After retrieving his lost items, Sam enters Darkness' bedroom and nervously confronts him, only to discover that Darkness isn't a villain, and that he only wants a friend to play with. Feeling sorry for Darkness, Sam befriends him, and they play "Cheese and Crackers" (a variation of tic-tac-toe) together. Afterwards, Sam returns home and goes to bed, having overcome his fear of Darkness.

==Gameplay==
Like Humongous Entertainment's other games, Pajama Sam uses a point-and-click format. The main goal is to locate Sam's mask, flashlight, and lunchbox, which are all scattered around the Land of Darkness. Alternative paths for Sam's lost items are unlocked when the player beats the game at least once. The player does not have control over which scenarios can be encountered in a playthrough, a feature that becomes available in subsequent sequels. An optional sidequest involves looking for ten pairs of socks belonging to Sam's family, which are hidden throughout various locations. The game also contains a few minigames, some that are optional (such as Nuggets, a Snake-like mine cart arcade game) and some that are mandatory (such as The Brain Tickler, a quiz game show which allows Sam to enter Darkness' basement upon completion).

==Development==
Pajama Sam was shown at the 1996 Electronic Entertainment Expo (E3) in June. A writer for Computer Games Strategy Plus noted that the character of Sam was "conceived as a pumpkin, [but ...] underwent design changes and now sports a realistic green head as he sets out with his PJ's, blankie, lunchbox and flashlight". This is alluded to within the game in an animated cutaway where Sam reads a journal in Darkness' library regarding a possible lawsuit by an Atlanta executive and concerns about lower game sales due to seasonality. The original pumpkin-head character design was later referenced in the third installment, Pajama Sam 3: You Are What You Eat from Your Head to Your Feet, where Sam must wear a hollowed-out jack-o-lantern over his head to gain access to a restricted area.

==Reception==

The original release of Pajama Sam received general acclaim, getting scores of 92% from Coming Soon Magazine, 9.5 out of 10 from Electric Playground, 8/10 from Unikgamer, 4 out of 5 stars from Allgame and 4 out of 5 stars from Adventure Gamers.

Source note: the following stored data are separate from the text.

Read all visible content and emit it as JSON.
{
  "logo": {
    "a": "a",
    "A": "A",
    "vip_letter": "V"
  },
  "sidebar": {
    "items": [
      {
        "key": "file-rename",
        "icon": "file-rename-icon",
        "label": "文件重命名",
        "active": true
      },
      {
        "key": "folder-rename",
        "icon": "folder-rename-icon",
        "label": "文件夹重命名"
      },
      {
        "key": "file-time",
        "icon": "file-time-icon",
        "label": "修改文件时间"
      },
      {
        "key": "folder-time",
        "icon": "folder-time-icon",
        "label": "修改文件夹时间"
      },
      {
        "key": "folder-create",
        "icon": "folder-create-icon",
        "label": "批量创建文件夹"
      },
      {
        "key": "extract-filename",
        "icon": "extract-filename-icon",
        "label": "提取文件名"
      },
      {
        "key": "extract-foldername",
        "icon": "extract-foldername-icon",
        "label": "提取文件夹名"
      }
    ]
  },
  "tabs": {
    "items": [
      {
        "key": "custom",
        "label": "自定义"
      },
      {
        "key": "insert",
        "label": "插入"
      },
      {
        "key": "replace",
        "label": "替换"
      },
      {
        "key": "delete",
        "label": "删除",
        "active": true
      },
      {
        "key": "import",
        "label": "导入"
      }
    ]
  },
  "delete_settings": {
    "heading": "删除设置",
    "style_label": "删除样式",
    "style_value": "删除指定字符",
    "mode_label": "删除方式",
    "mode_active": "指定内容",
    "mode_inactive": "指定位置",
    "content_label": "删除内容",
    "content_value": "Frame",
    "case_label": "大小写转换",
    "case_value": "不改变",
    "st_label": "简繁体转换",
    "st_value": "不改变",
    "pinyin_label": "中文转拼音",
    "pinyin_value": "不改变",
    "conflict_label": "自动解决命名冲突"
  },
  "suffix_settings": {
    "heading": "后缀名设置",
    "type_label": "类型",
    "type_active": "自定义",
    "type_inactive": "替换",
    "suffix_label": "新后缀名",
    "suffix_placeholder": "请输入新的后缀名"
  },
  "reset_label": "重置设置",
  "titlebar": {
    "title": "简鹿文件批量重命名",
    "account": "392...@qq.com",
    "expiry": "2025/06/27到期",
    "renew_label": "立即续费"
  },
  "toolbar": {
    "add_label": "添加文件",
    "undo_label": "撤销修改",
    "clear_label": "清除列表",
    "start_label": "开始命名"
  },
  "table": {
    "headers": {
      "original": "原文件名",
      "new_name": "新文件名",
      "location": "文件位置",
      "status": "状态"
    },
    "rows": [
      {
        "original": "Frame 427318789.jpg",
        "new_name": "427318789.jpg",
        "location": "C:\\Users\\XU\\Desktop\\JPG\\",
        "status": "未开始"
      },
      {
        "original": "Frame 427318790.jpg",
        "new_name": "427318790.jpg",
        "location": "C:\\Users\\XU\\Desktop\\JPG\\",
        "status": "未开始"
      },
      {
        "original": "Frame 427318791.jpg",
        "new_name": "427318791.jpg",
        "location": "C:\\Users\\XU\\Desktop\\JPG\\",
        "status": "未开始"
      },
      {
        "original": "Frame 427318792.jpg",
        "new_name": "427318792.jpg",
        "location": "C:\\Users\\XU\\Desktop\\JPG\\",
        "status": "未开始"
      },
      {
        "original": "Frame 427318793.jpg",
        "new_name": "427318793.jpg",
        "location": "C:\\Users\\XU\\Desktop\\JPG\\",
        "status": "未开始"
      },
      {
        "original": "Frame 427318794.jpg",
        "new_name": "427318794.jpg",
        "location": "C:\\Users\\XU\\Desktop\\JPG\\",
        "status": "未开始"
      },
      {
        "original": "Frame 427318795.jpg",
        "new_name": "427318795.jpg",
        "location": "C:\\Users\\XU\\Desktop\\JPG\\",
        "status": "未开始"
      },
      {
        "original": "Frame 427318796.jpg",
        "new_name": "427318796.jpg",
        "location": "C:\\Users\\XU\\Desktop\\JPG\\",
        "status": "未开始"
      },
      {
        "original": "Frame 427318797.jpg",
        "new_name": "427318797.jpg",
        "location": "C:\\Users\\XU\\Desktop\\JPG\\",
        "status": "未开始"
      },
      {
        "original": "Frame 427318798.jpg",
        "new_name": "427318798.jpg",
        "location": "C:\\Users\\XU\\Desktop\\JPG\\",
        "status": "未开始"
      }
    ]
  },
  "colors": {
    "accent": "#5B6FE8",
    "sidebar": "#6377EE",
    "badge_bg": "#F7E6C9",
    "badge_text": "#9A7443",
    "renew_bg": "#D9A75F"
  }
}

The 2008 Wii port, titled Pajama Sam: Don't Fear the Dark was praised for the ease of play with the Wii Remote, but the save-game framework was criticized for looking ugly and for autosaving at inopportune times, including overwriting save files after the player had passed a point of no return.

Review scores
| Publication | Score |
|---|---|
| Adventure Gamers | 4/5 |
| 1UP.com | B+ |
| Coming Soon Magazine | 92% |
| The Electric Playground | 9.5/10 |
| Unikgamer | 8/10 |
| PC Magazine | 5/5 |

==Legacy==

Pajama Sam: No Need to Hide When It's Dark Outside spawned three sequels. The first, Pajama Sam 2: Thunder and Lightning Aren't so Frightening, was released in 1998. In 2000, Pajama Sam 3: You Are What You Eat from Your Head to Your Feet was released, and was the final game with Pamela Segall Adlon voicing Pajama Sam. After Humongous Entertainment was purchased by Atari, Pajama Sam: Life Is Rough When You Lose Your Stuff! was released in 2003. The success of the game also resulted in a number of children's books being released between 1999 and 2001.